Some excerpts from Edwin D. Morgan III's memoir Recollections for my Family about his estate 'Wheatly' in Old Westbury designed by McKim, Mead & White between 1890-1900, published in 1938 (I had previously posted this in the comments last year)...
"As Newport was distinctly a summer home I felt the need of a permanent home which must be nearer New York, available for my city and business affairs."
"The more I thought about the locality the more I liked it, so I obtained an option on the hill (Wheatly Hill) and a number of farms totaling about 666 acres. It was the most easily recognized piece of land on Long Island, for the hill was bare for a while except for the two old cherry trees standing east and west from one another about sixty yards apart, and those we could see plainly from the transatlantic steamers."
"The final plans for the house were the result of many talks between Mrs. Morgan, Mr. McKim, and me, always advised by Mr. McKim and carried out by him. The result has been a most comfortable home, for which the family have great affection. All of the designing of the grounds was done by Mrs. Morgan and me, quite slowly and quite substantially; so it almost has been the work of a lifetime, which naturally makes it very dear to us, and it will be hard to leave it for good. I feel quite like Edgar A. Guest - "It takes a heap o' livin' in a house t' make it home."
"In November and December of 1890 we were much occupied in the finishing up of Wheatly, Mr. McKim having insisted on getting his commission only it its being lived in before the 1st of January, 1891. Much to my regret it was not finished, and Mr. McKim would allow no modifications on my part. As the work was progressing slowly we came to the conclusion that the only way to finish it was to move in, which we did on January 17. 1891, although it was quite incomplete."
"The first few months at Wheatly were very instructive in the way of house building. In the first place our plan had been to have only open fires in the house, but when we moved in, the large hall, dining room and living room fireplaces drew such drafts through the house that it seemed impossible to keep it warm. In despair I asked Mr. McKim to come down. We put him in front of the library fire and noticed what we expected. First he put his hand up to his head more or less, to keep down the locks of hair that were lifted by the breeze, and then he began putting his hand out at the back of the chair, and finally he got up and said, "Terrific draft here. This must be stopped." Much research developed the fact that it could not be stopped if we only had open fires, so we had to put in furnaces, hot air, steam, and hot water, to warm the draft. Thus from open fires we made the radical change to what is called central heating, and now we have oil burners. I was, however, prepared for the change, because at the time of Edwin's christening big wood fires were built in all the fireplaces, but the crackling of the old chestnut wood kept me in such a state of terror lest the house would burn up that I made up my mind then that those fireplaces must be changed to soft-coal-burning grates. We have them still, all made from a very attractive model I found in Newport."

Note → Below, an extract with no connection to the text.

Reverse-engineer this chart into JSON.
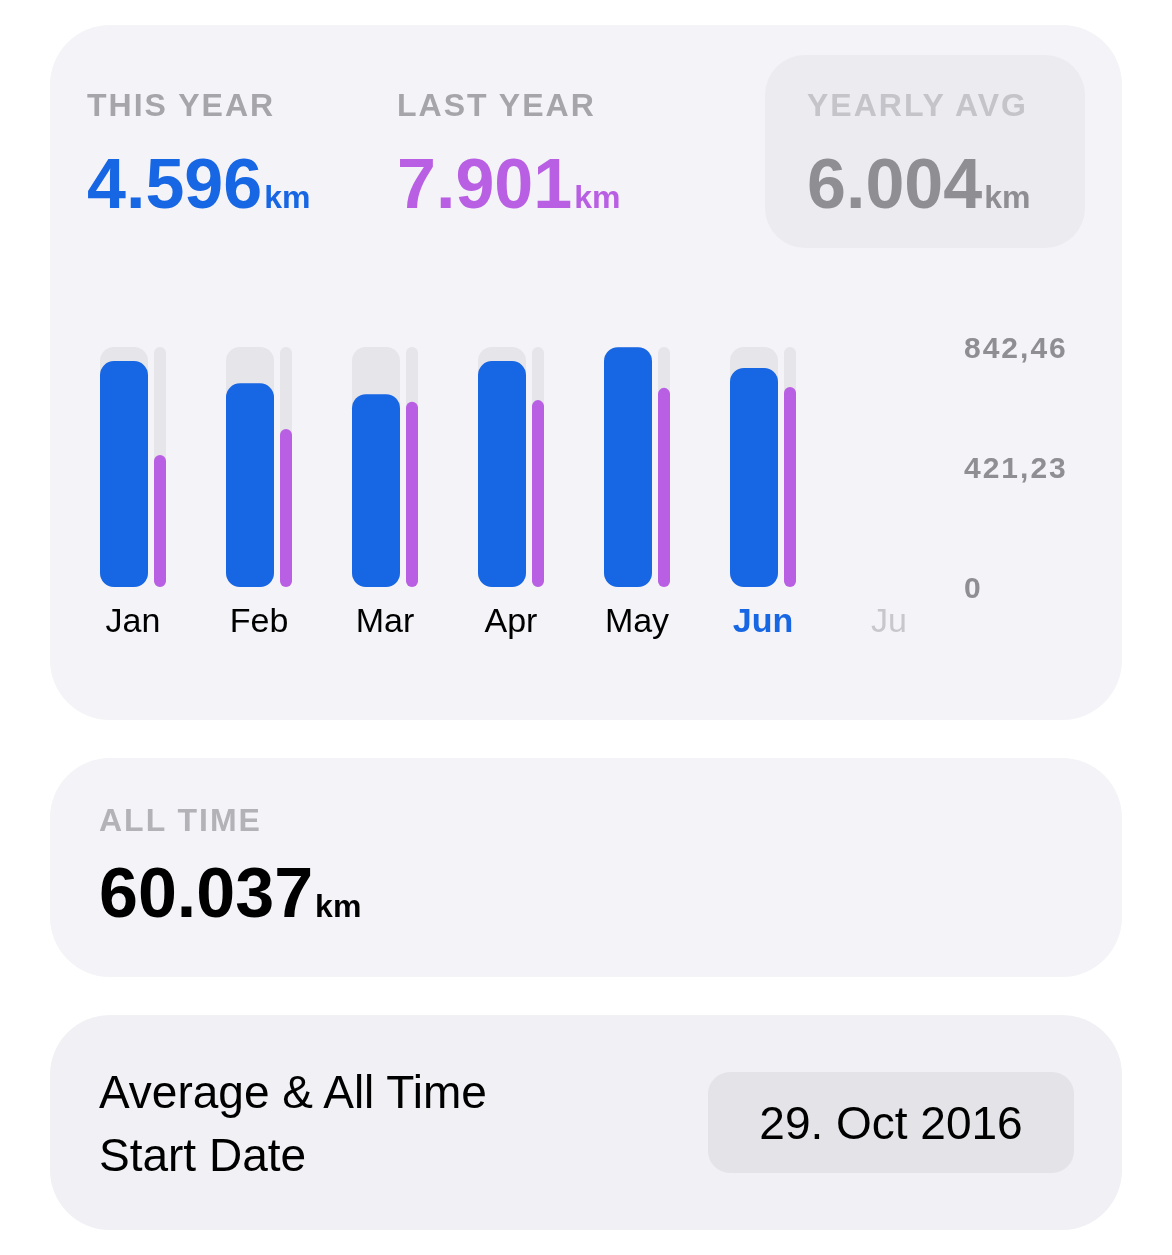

"When we moved into the house there was only the main building, with two wings and their links. From there we built the room which is now called the playroom, or ballroom, the lodge, the chapel, and the buildings containing the squash court, reservoir, etc. The reservoir was a pool about seventy feet long, twelve feet deep, and fifteen feet wide, originally intended as a swimming pool, but the water, which was pumped from a depth of four hundred and thirty-five feet, was so cold it was impossible to use it. Once during a weekend part when all the young people had been playing tennis on a very hot morning, one young man said, "Mr. Morgan, wouldn't it be nice to have a swim?" I agreed with him, but said the water would be too cold. He answered, "But there is a thermometer here that says seventy-three on it", upon which I replied, "That means a bath for all the men." having obtained bathing clothes or substitutes for all, we lined up at the end of the pool and with a "One, two three," we all dove in. I don't know when I ever had such a shock. It seemed that the sun had warmed up only a few inches of the surface, for when I afterward took the temperature of the water deep down it was fifty degrees."